Heart of a Tiger: Rounding up

I recently read a posting by Meredith Houston Carr titled living a “round up” kind of life. In her article, she relayed a story about checking out of a store when the cashier asked her if she would like to round up her total in support of a children’s charity. As she went about her day, she wondered: “where else in my life can I do round up – giving just a little more?”

Since reading her piece, I have been thinking about how I can be a little more intentional in “rounding up” my life. I realize it is the simple stuff: greeting everyone enthusiastically all day long, pausing before meetings to check how my colleagues are doing, embracing the gift of “hallway or sidewalk time” to connect with people rather than rush off to the next meeting, sending just one more email or note that focuses on gratitude and affirmation, and even inviting someone to cut in front of me in line or take that great parking spot I had my eye on. Simple, intentional moments, “round up” moments of generosity, make a difference.

These “round up” moments are also what define our community of care. A community in which my wonderful colleagues “round up” every day. As I reminisced about so many heart-warming stories of care, memories flooded my thoughts. Here are just a few.

Before class, Dr. David Fitzhugh asks his students every Monday morning about their weekend and listens purposefully. These moments of belonging and connection matter.

Ken Windholz, one of the kindest, affirming persons I know, sends emails to acknowledge the works of others. I have been a recipient of his kindness, and it made my day better and brighter.

Dr. Emily Weber arrives early for each class to stand at the door to greet every student by their first name. A student shared with me that two years later, after having just one course with Dr. Weber, they bumped into one another. Dr. Weber remembered her name and asked her how she was doing. Remarkable.

I have asked Vice President for Student Affairs Joey Linn to “adopt” struggling students, checking in with them constantly to ensure they have the support they need to graduate. He does, they succeed, and then I get to shake their hands as they walk across the commencement stage. This is the intentionality that drives our mission.

I loved how our chemistry faculty wrapped their support around Mallory Fischer – a non-traditional student about to achieve her dream of walking across the commencement stage to receive her diploma when she ruptured her ACL with additional complications. Doubting that she would physically be able to make it to commencement, her professors insisted she participate in graduation and “rounded up” their love and support. Mallory did cross the commencement stage as chemistry’s Dr. Balthazor, a commencement marshal, pushed Mallory’s wheelchair – making a longtime dream come true.

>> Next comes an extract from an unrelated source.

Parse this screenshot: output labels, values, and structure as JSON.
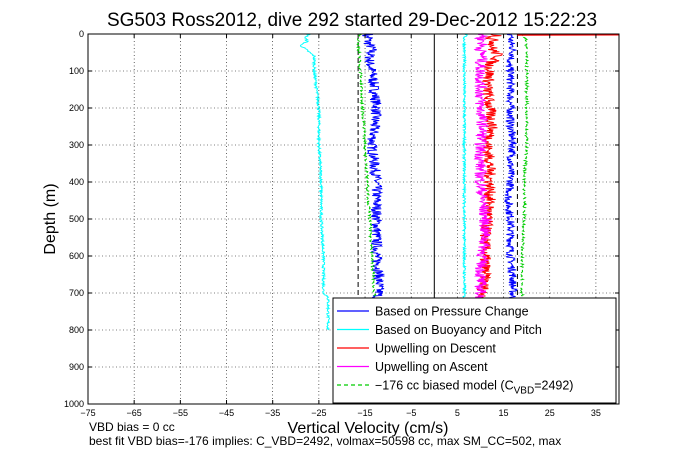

The unforgettable redemption story of Tuan Huyn will always remind me of our purpose in action. A naturally gifted artist, Tuan’s early life was marked by deep pain and bad choices. Tuan’s future was turned around by the kindness of many, beginning with Chris Hauck, who befriended Tuan through his church’s prison ministry. Chris connected Tuan with professor Chaiwat Thumsujarit. Chaiwat became Tuan’s mentor. Tuan, overcoming herculean barriers, not only graduated from FHSU but also enjoyed a remarkable career with the Leo Burnett advertising agency. Later he created a non-profit organization, Chicago Peace, to revitalize neighborhoods by building bridges between stakeholders through partnerships, education, the arts, compassion, and entrepreneurship.

The “round-up” intersection between Curtis Pitts and the Nichol family is another example of Tiger Nation’s powerful relationships. Curtis came to FHSU in 1980 to play football. In 1982 he left FHSU for an internship and did not return. Life continued to happen – including the loss of his parents. Prior to their deaths,  he had promised he would complete his college education. Long story short, Curtis was able to complete all of his classes except for one in which he continued to struggle. So, last summer, FHSU staff connected him with a KAMS student living in the same area. That student’s entire family “rounded up” their love and support and, together, tutored Curtis. Curtis is now a proud alumnus of FHSU. I smile every time I think of Curtis saying: “The Nichols embraced me like family and always made sure I had snacks and a cold drink in a glass engraved with Fort Hays State University’s logo on it. I couldn’t have completed this class for graduation without their help!”

Small acts of kindness, such as donating professional clothing to Tailored for Tigers, a closet brimming with complimentary professional attire for interviews, business presentations, career fairs, and other professional activities, have been a game-changer for our students. We were even able to help a student who lost nearly everything when the family home caught fire.

I am so grateful for our community’s focus on caring for one another authentically and generously. I appreciate this simple reminder that in my life, with just a bit more focus, I can continue to round up – giving just a little more to those around me.

As noted author and professor Leo Buscaglia shared, “too often we underestimate the power of a touch, a smile, a kind word… all of which have the potential to turn a life around.”

Tisa Mason is president of Fort Hays State University.